In future, we may see pharma companies investing in the development of LAIs from scratch. Currently, many are reluctant to do so, for understandable reasons. “If you have a new molecule and you don’t know if it will work, it’s a lot of investment,” says Ramazani. “Developing the long-acting injectable costs lots of money, especially in the early stages of development.” For instance, clinical trials need to run for longer to make sure the drug is safe and effective. “Then we have the high risk of failure for the project, maybe 80%, when they enter the clinical trial phrase,” he says. With injections, he adds, there can be “local tolerability issues,” including inflammation, or even, in the worst cases, necrosis and tissue damage, all of which means that a cautious approach is required. “It’s not easy to convince the managers to go in this direction,” he adds. An alternative approach, Ramazani suggests, might be to develop a molecule for oral administration and carry out clinical trials to test whether it works, while developing the long-acting formulation in parallel to save time and money.

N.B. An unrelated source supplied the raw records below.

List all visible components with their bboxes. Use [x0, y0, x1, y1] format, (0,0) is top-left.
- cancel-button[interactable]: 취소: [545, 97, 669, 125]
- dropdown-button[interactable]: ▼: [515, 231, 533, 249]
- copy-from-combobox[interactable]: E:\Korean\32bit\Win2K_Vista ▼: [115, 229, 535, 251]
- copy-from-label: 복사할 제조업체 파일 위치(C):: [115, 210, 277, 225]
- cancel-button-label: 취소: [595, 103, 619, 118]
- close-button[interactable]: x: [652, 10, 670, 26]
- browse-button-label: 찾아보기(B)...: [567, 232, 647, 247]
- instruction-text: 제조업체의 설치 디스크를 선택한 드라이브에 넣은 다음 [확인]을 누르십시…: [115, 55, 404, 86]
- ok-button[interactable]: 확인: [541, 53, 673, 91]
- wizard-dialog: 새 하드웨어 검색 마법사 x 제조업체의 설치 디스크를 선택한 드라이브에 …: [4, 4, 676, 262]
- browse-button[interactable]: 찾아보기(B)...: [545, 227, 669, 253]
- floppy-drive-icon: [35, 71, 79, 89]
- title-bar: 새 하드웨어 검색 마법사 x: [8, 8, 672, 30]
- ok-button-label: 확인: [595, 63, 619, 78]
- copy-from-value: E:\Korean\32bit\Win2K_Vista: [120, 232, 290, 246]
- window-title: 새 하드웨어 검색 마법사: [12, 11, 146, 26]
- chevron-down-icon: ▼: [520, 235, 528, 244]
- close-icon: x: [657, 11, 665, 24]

There is good reason, however, to believe that the future of long-acting injectables is assured. The technical complexities, and the related higher costs, are likely to diminish as the scale of applications increases, Owen says. Because a lower overall drug dose is needed for a long-acting approach than for an orally-delivered counterpart, he adds, that is likely to reduce costs too. The main reason that they are likely to be adopted is that all stakeholders – pharma companies, patients and health care providers – see benefits. “Pharma companies are demonstrating their apparent appetite for the approach through the depth of investment they are making in development,” he says. “Patients overwhelmingly see the benefits for long-acting medicines, and surveys have consistently demonstrated high enthusiasm for the approaches from patients and providers.”